Televizyon ekranlarından sosyal medyaya, fabrikalardan üniversitelere, hastane koridorlarından cenaze evlerine kadar yaşamın her alanında aynı şey tekrar ediliyor: “Suçlu sizsiniz!” Çoğu zaman kızgınlıkla bir çırpıda çıkıyor bu sözler ağızlarından. İnsan düşünüyor içten içe “acaba ne suç işledim ben?” diye. Durun daha fazla meraklandırmayayım sizi, suçumuzu söyleyeyim de hep birlikte rahatlayalım. Kardeşler, suçumuz koronavirüse yakalanmak! Evet, yanlış duymadınız. Eğer koronavirüse yakalandıysanız bunun tek suçlusu sizsiniz! “Bu da neydi şimdi?” dediğinizi duyar gibiyim. İsterseniz size birkaç örnek anlatayım da neden suçlu görüldüğümüzü birlikte anlayalım.
Yüzlerce işçinin çalıştığı bir metal fabrikasından ilk örneğimiz. Kadın işçilerden biri geçenlerde kızgınlıkla anlattı gördüklerini. Fabrikada koronavirüse karşı önlemler ilk günden itibaren ciddiyetle alınıyormuş. Maskeler dağıtılmış, dezenfektanlar pek çok yere konulmuş, yemekhane sosyal mesafe kurallarına göre düzenlenmiş ve işçilere “TMM mı?” denilmiş. İşçiler de “TMM” demişler haliyle. İlk başlarda koronavirüse yakalanan çok işçi yokmuş. Ama gel zaman git zaman işçiler koronavirüse yakalanmışlar, önce tek tek sonra da toplu olarak.

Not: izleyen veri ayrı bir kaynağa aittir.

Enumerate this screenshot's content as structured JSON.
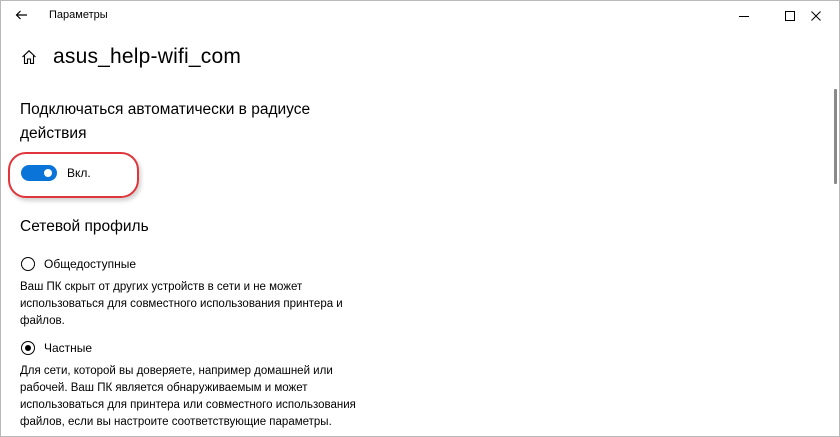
{
  "window": {
    "title": "Параметры",
    "controls": {
      "minimize": "minimize",
      "maximize": "maximize",
      "close": "close"
    }
  },
  "header": {
    "page_title": "asus_help-wifi_com"
  },
  "auto_connect": {
    "title": "Подключаться автоматически в радиусе действия",
    "toggle_state": "Вкл.",
    "enabled": true
  },
  "network_profile": {
    "title": "Сетевой профиль",
    "options": [
      {
        "label": "Общедоступные",
        "selected": false,
        "description": "Ваш ПК скрыт от других устройств в сети и не может использоваться для совместного использования принтера и файлов."
      },
      {
        "label": "Частные",
        "selected": true,
        "description": "Для сети, которой вы доверяете, например домашней или рабочей. Ваш ПК является обнаруживаемым и может использоваться для принтера или совместного использования файлов, если вы настроите соответствующие параметры."
      }
    ]
  },
  "colors": {
    "accent": "#0a74d8",
    "highlight": "#e0353a"
  },
  "icons": {
    "back": "back-arrow-icon",
    "home": "home-icon"
  }
}
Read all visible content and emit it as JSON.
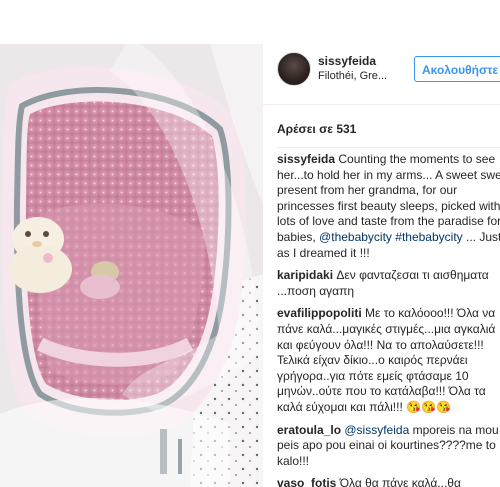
{
  "post": {
    "username": "sissyfeida",
    "location": "Filothéi, Gre...",
    "follow_label": "Ακολουθήστε",
    "likes_text": "Αρέσει σε 531"
  },
  "caption": {
    "username": "sissyfeida",
    "text_1": "Counting the moments to see her...to hold her in my arms... A sweet sweet present from her grandma, for our princesses first beauty sleeps, picked with lots of love and taste from the paradise for babies,",
    "mention": "@thebabycity",
    "hashtag": "#thebabycity",
    "text_2": "... Just as I dreamed it !!!"
  },
  "comments": [
    {
      "username": "karipidaki",
      "text": "Δεν φανταζεσαι τι αισθηματα ...ποση αγαπη"
    },
    {
      "username": "evafilippopoliti",
      "text": "Με το καλόοοο!!! Όλα να πάνε καλά...μαγικές στιγμές...μια αγκαλιά και φεύγουν όλα!!! Να το απολαύσετε!!! Τελικά είχαν δίκιο...ο καιρός περνάει γρήγορα..για πότε εμείς φτάσαμε 10 μηνών..ούτε που το κατάλαβα!!! Όλα τα καλά εύχομαι και πάλι!!! 😘😘😘"
    },
    {
      "username": "eratoula_lo",
      "mention": "@sissyfeida",
      "text": "mporeis na mou peis apo pou einai oi kourtines????me to kalo!!!"
    },
    {
      "username": "vaso_fotis",
      "text": "Όλα θα πάνε καλά...θα"
    }
  ],
  "icons": {
    "avatar": "profile-avatar"
  },
  "colors": {
    "accent": "#3897f0",
    "mention": "#003569",
    "text": "#262626"
  }
}
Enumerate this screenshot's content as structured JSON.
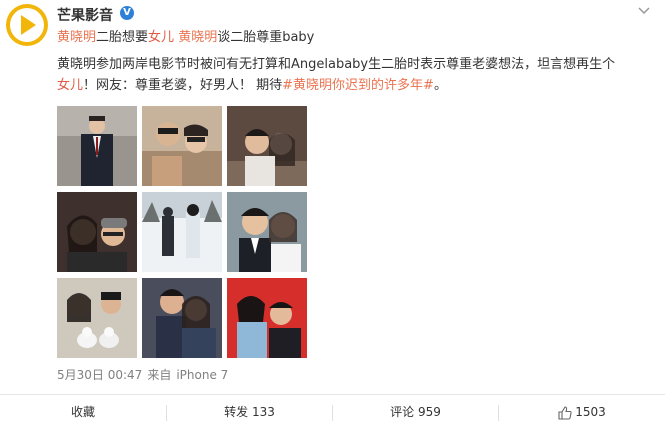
{
  "post": {
    "author": "芒果影音",
    "verified_badge": "V",
    "title_line": {
      "link1": "黄晓明",
      "text1": "二胎想要",
      "red1": "女儿",
      "link2": "黄晓明",
      "text2": "谈二胎尊重baby"
    },
    "body_line1": "黄晓明参加两岸电影节时被问有无打算和Angelababy生二胎时表示尊重老婆想法，坦言想再生个",
    "body_line2": {
      "red": "女儿",
      "text": "！网友：尊重老婆，好男人！ 期待",
      "hashtag": "#黄晓明你迟到的许多年#",
      "end": "。"
    },
    "timestamp": "5月30日 00:47",
    "source_prefix": "来自",
    "source": "iPhone 7"
  },
  "photos": [
    {
      "name": "photo-1",
      "bg": "#8b8580"
    },
    {
      "name": "photo-2",
      "bg": "#b09a85"
    },
    {
      "name": "photo-3",
      "bg": "#6f5a4f"
    },
    {
      "name": "photo-4",
      "bg": "#4a3a35"
    },
    {
      "name": "photo-5",
      "bg": "#e9eef2"
    },
    {
      "name": "photo-6",
      "bg": "#7a8a8f"
    },
    {
      "name": "photo-7",
      "bg": "#d8d2c8"
    },
    {
      "name": "photo-8",
      "bg": "#5a5a68"
    },
    {
      "name": "photo-9",
      "bg": "#d8302e"
    }
  ],
  "footer": {
    "collect": "收藏",
    "repost": "转发 133",
    "comment": "评论 959",
    "like": "1503"
  },
  "colors": {
    "link": "#eb7350",
    "meta": "#808080",
    "brand_yellow": "#f2b50a"
  }
}
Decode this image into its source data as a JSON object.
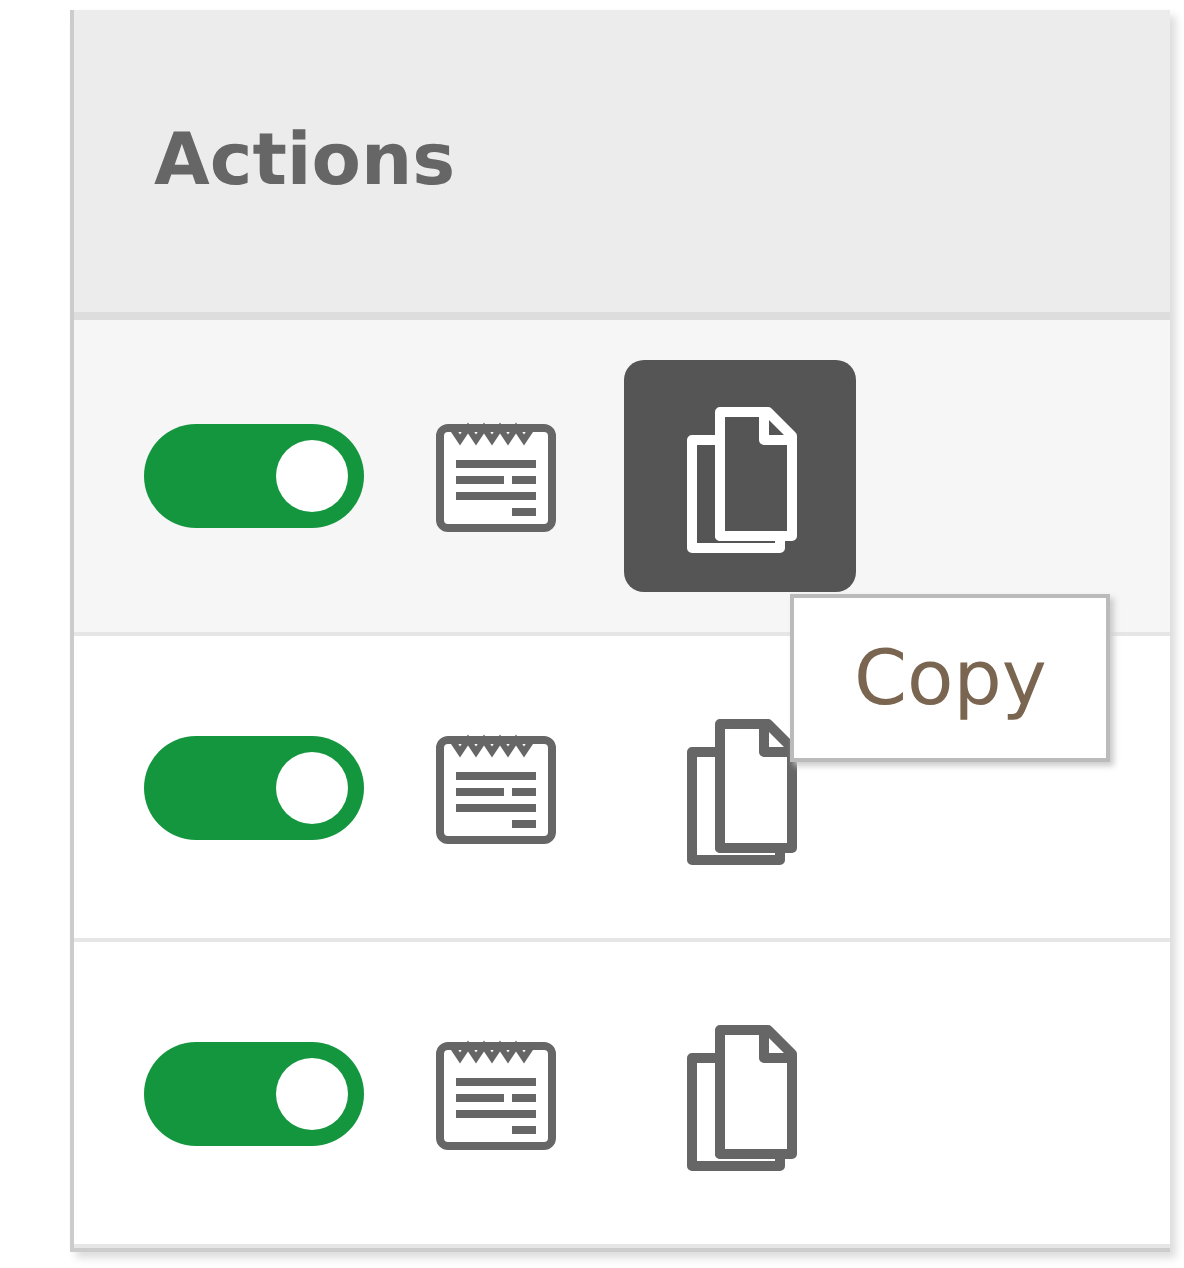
{
  "table": {
    "header": "Actions",
    "rows": [
      {
        "enabled": true,
        "copy_highlighted": true
      },
      {
        "enabled": true,
        "copy_highlighted": false
      },
      {
        "enabled": true,
        "copy_highlighted": false
      }
    ]
  },
  "tooltip": {
    "text": "Copy"
  }
}
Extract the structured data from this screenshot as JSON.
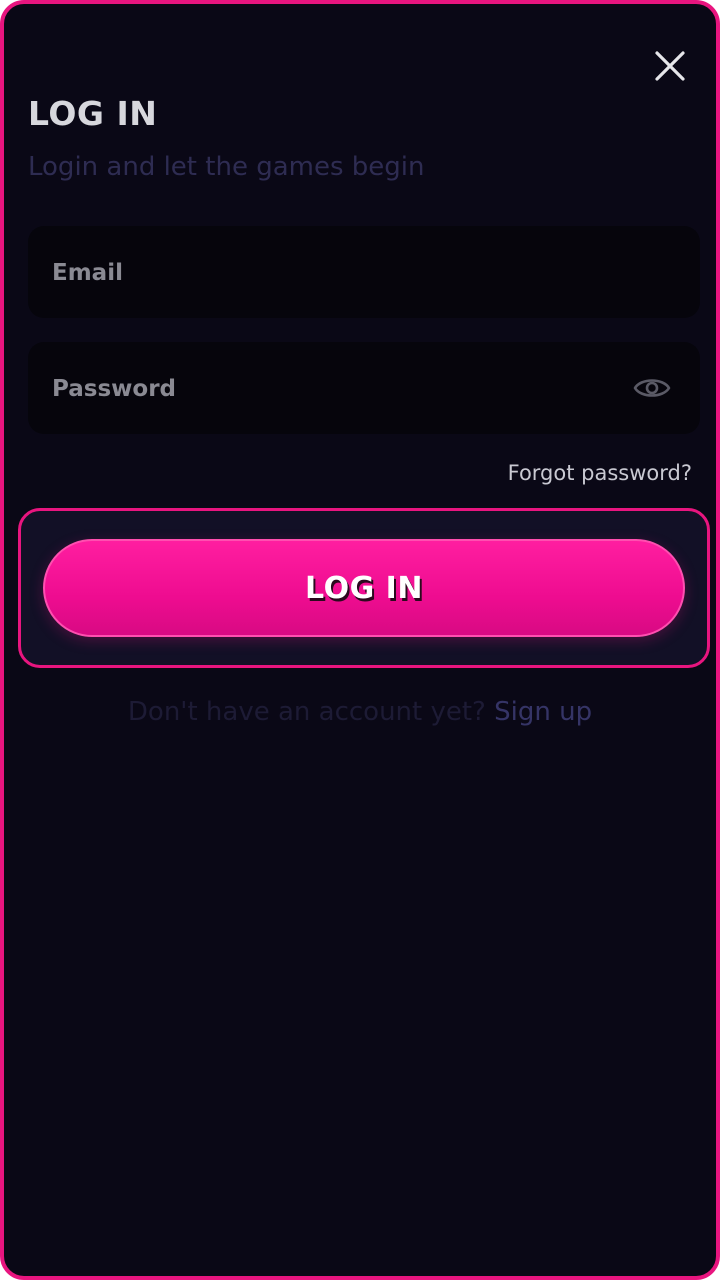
{
  "modal": {
    "title": "LOG IN",
    "subtitle": "Login and let the games begin"
  },
  "email": {
    "placeholder": "Email",
    "value": ""
  },
  "password": {
    "placeholder": "Password",
    "value": ""
  },
  "forgot_password_label": "Forgot password?",
  "login_button_label": "LOG IN",
  "signup": {
    "prompt": "Don't have an account yet?",
    "link_label": "Sign up"
  },
  "icons": {
    "close": "close-icon",
    "show_password": "eye-icon"
  },
  "colors": {
    "accent": "#e8157f",
    "background": "#0a0816",
    "field_background": "#06050c"
  }
}
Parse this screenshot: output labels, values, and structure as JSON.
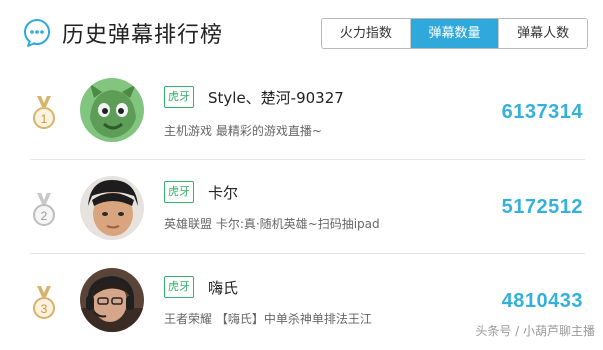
{
  "header": {
    "title": "历史弹幕排行榜",
    "tabs": [
      {
        "label": "火力指数",
        "active": false
      },
      {
        "label": "弹幕数量",
        "active": true
      },
      {
        "label": "弹幕人数",
        "active": false
      }
    ]
  },
  "rows": [
    {
      "rank": "1",
      "platform": "虎牙",
      "name": "Style、楚河-90327",
      "desc": "主机游戏 最精彩的游戏直播~",
      "count": "6137314"
    },
    {
      "rank": "2",
      "platform": "虎牙",
      "name": "卡尔",
      "desc": "英雄联盟 卡尔:真·随机英雄~扫码抽ipad",
      "count": "5172512"
    },
    {
      "rank": "3",
      "platform": "虎牙",
      "name": "嗨氏",
      "desc": "王者荣耀 【嗨氏】中单杀神单排法王江",
      "count": "4810433"
    }
  ],
  "watermark": "头条号 / 小葫芦聊主播",
  "colors": {
    "accent": "#2fa9dc",
    "count": "#35b0dc",
    "platform": "#35b069",
    "medal": "#d7b56d"
  }
}
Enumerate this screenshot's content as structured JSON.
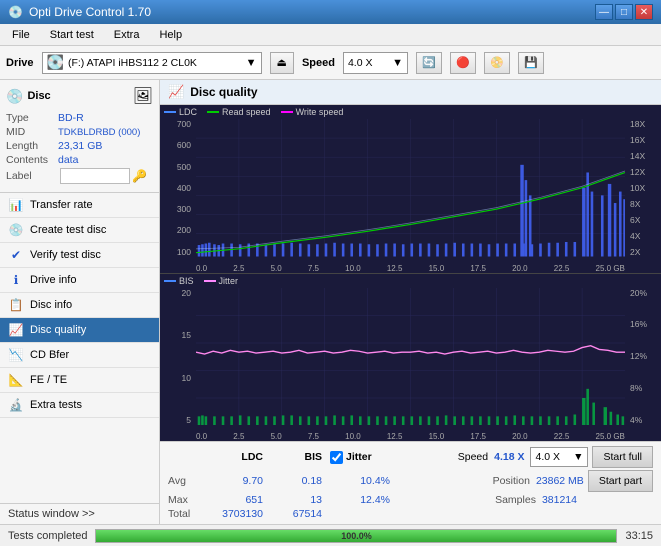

Üretimdesin ve diyelim ki ateşin çıktı ya da eklem, kas ağrıların var. Bu durumda doğru işyeri hekiminin yanına. Maaşını ve talimatları patrondan alan işyeri hekimi ne dese beğenirsiniz; “biz size maske veriyoruz, fabrikada korona olma ihtimaliniz yok. Virüsü dışarıdan kapmışsınızdır. Hâlâ da hasta oluyorsanız, suçlu sizsiniz!” Bu sözlerle birlikte bir adet Parol yutan işçi kardeşimiz, geçmiş tekrardan tezgâhının başına. Öyle ya, yeter ki üretimin çarkları dönsün!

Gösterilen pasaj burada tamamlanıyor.